07 junho 2010

Um leitor, uma pintora e um sonho de alegria


... Era uma vez um homem. Era uma vez uma criança. Era uma vez um sonho... O homem pegou um livro, a criança pegou um lápis, o sonho continuou na memória...

***

“Sorri quando a dor te torturar
E a saudade atormentar
Os teus dias tristonhos vazios”

***

... Os dias foram passando, as pessoas melhorando, o mundo havia voltado a girar. O sol agora sorria, as rosas já não mais murchavam, os olhares desmentiam a indiferença... Tudo fazia sentido. O próprio sentido tinha sentido. Mas o luto persistia, o homem só fazia chorar. Abandonar o seu equilíbrio, capa de cortesia, decência intimada, palavra errada?
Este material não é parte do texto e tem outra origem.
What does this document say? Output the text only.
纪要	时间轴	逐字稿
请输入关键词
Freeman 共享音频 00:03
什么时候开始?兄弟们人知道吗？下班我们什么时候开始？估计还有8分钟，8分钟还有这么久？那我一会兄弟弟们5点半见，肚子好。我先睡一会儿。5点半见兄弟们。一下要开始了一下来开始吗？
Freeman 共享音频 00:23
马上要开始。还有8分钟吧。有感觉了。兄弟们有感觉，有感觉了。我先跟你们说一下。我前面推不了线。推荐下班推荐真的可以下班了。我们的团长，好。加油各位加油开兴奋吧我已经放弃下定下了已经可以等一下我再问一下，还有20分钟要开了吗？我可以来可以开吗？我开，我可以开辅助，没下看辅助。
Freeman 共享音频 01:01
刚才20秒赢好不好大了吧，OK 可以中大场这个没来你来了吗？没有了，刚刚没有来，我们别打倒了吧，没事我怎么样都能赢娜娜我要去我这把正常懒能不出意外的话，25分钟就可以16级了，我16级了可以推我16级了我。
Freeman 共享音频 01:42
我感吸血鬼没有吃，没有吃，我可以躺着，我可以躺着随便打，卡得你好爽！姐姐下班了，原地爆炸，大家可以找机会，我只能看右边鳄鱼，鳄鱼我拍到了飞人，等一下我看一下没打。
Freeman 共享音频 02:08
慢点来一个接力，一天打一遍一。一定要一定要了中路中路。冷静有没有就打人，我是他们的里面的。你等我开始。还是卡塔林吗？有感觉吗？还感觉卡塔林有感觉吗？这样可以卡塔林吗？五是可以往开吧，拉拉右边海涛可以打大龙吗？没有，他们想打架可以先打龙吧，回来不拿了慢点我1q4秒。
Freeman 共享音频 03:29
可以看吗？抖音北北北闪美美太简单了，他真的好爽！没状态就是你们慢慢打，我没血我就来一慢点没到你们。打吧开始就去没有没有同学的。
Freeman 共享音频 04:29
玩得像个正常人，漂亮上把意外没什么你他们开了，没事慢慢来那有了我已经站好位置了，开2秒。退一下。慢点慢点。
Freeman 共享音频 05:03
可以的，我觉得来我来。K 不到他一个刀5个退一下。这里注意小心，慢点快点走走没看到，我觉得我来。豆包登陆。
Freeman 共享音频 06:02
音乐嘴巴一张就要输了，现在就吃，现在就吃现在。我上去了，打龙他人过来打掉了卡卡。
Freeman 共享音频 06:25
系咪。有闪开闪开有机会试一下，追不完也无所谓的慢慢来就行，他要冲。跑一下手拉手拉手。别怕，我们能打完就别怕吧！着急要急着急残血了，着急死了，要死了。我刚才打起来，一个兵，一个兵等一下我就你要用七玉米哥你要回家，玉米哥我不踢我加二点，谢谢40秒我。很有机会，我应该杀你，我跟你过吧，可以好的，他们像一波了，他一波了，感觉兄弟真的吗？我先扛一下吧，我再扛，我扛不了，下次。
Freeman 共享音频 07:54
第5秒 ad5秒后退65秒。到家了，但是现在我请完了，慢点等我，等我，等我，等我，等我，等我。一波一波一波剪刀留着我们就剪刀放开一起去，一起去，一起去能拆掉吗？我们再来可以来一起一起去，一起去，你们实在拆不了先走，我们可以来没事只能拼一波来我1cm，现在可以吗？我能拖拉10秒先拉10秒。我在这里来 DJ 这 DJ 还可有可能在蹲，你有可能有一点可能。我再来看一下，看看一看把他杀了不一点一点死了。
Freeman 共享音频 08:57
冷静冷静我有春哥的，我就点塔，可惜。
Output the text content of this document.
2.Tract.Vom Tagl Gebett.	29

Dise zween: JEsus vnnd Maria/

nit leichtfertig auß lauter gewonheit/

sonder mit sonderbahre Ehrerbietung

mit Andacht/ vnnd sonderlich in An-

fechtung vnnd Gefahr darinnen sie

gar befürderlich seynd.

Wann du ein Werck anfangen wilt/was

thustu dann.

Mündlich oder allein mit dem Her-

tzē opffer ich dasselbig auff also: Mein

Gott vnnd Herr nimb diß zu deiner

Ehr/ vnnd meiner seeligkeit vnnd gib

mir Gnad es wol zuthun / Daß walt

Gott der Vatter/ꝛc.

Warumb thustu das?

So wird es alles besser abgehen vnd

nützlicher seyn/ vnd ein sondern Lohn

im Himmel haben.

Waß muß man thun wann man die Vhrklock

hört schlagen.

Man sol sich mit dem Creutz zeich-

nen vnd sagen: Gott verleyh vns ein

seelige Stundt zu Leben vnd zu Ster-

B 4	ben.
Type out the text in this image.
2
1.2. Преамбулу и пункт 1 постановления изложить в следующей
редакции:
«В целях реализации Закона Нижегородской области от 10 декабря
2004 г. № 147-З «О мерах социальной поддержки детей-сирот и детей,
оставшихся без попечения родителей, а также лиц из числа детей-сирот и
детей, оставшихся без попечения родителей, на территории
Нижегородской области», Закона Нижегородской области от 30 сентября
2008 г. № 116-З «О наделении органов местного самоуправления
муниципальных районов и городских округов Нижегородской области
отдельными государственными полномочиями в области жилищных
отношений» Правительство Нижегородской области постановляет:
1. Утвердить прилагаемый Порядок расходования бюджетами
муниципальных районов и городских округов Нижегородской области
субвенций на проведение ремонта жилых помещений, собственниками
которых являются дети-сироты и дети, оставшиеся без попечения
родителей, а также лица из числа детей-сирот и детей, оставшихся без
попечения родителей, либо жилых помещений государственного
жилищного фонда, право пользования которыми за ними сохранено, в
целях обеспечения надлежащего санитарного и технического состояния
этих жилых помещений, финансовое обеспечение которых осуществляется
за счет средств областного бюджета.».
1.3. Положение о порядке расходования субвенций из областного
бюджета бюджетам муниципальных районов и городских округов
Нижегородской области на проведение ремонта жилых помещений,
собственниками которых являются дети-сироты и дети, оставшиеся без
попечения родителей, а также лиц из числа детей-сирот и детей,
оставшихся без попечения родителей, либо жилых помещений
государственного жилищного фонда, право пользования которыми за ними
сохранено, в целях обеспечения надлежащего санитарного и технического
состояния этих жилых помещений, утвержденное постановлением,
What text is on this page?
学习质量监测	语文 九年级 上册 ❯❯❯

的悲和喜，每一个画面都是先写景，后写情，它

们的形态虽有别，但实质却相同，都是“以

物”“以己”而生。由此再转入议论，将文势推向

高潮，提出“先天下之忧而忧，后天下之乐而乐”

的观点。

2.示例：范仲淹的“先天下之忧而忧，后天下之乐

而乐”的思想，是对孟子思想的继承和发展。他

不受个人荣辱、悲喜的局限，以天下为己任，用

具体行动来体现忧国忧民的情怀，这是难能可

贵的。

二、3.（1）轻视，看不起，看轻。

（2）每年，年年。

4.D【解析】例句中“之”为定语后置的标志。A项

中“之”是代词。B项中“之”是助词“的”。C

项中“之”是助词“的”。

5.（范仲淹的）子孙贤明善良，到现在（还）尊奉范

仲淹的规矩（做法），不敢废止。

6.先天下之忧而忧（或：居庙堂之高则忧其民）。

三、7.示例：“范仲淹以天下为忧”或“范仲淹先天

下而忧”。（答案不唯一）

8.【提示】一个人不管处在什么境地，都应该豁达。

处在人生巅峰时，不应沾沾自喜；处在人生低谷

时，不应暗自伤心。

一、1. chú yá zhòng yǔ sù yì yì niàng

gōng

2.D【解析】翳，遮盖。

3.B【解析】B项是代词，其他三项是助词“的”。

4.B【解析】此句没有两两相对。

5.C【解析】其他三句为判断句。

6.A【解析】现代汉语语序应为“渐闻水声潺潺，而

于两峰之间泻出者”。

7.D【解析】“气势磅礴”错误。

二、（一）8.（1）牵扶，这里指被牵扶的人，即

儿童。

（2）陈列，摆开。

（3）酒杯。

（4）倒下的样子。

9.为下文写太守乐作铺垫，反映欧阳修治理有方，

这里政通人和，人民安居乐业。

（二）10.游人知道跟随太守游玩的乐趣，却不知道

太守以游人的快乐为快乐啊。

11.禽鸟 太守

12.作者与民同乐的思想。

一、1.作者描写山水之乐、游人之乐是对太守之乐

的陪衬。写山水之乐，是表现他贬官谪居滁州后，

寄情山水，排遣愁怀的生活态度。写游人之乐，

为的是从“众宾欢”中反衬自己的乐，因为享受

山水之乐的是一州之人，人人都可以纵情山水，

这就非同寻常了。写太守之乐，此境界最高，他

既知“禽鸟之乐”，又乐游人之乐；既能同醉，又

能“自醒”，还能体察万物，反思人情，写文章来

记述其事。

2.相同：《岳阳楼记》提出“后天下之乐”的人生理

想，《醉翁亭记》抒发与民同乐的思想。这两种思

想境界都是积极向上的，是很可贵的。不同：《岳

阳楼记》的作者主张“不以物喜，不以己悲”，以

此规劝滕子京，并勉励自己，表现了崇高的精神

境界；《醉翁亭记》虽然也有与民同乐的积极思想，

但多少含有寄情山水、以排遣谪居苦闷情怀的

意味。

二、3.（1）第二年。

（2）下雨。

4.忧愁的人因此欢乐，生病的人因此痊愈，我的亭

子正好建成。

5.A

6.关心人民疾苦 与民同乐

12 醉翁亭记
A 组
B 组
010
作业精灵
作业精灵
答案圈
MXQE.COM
...Seria a loucura, a beira do precipício, o grande aviso, a derrota dos inabaláveis? Mas, e o sonho, onde fica nisso tudo? A criança ainda existe? Calma, meu amigo, pra tudo há seu tempo. A beleza da poesia está na magia com que as palavras são colocadas, decoradas com sucesso, bem acentuadas, quase perfeitas, quase... Eu não sou fã de poesia.

E, tocando dessa maneira nossa prosa, a criança tocava sua arte, gostava de pintar (apesar de não saber diferenciar as cores), achava graça do azul, preferia o vermelho (apenas um borrão mais intenso). Nada lhe afetava, nem mesmo a própria inabilidade. O outono começara. As folhas desprendiam-se das árvores, ganhavam o chão, terra firme, segura. O vento açoitava as noites, a depressão arrebatava aquele ser, o luto, a profundidade do abismo, o sarcasmo, o cinismo, a falta de hinduísmo... Ele tentaria a felicidade, se conseguisse alcançar a margem dessa praia...

***

“Sorri quando tudo terminar
Quando nada mais restar
Do teu sonho encantador”

***

Sonho? Que sonho é esse? Que esperança ainda resta, além da ida até a ponte, o sol, o crepúsculo, o horizonte? Bom, pelo menos o sonho não está mais na memória... Agora ele é potência, carência de alguém... Mas, ele tinha planos, gostaria de idealizá-los, transformá-los em uma entidade suprema, reluzente, um sol, uma saída, uma nova vida...

***

“Sorri quando o sol perder a luz
E sentires uma cruz
Nos teus ombros cansados doridos”

***

Quando menos se esperava, a criança falou: “Papai, vem cá ver o que eu fiz... Vem papai, por favor...”, antes que as lágrimas começassem a rolar de seus olhos e delinear suas rugas, o homem, sem vontade ou vivência, abriu caminho em meio aos seus desesperos, para poder socorrer quem sentia maior necessidade... E, ele disse: “Diga, minha filha, o que você fez?”, e a criança, uma garotinha, no máximo seis anos, doce, ternura em pele clara, doçura em tamanho de boneca, alegria móvel, motivação espontânea, brilho sincero: “Eu desenhei papai, eu desenhei você, eu desenhei a mamãe, a nossa casa... Mas eu não consigo desenhar o Mike... desenha pra mim, papai? Por favor!”, “Claro, eu desenho seu cachorrinho pra você, se isso te deixar feliz...”, e, ele derreteu-se em um breve momento de ternura... “Mas, papai, isso vai te deixar feliz também...?”, ele não pôde conter uma gotícula, transparente, minúscula, carregada de dor, carregada de passado...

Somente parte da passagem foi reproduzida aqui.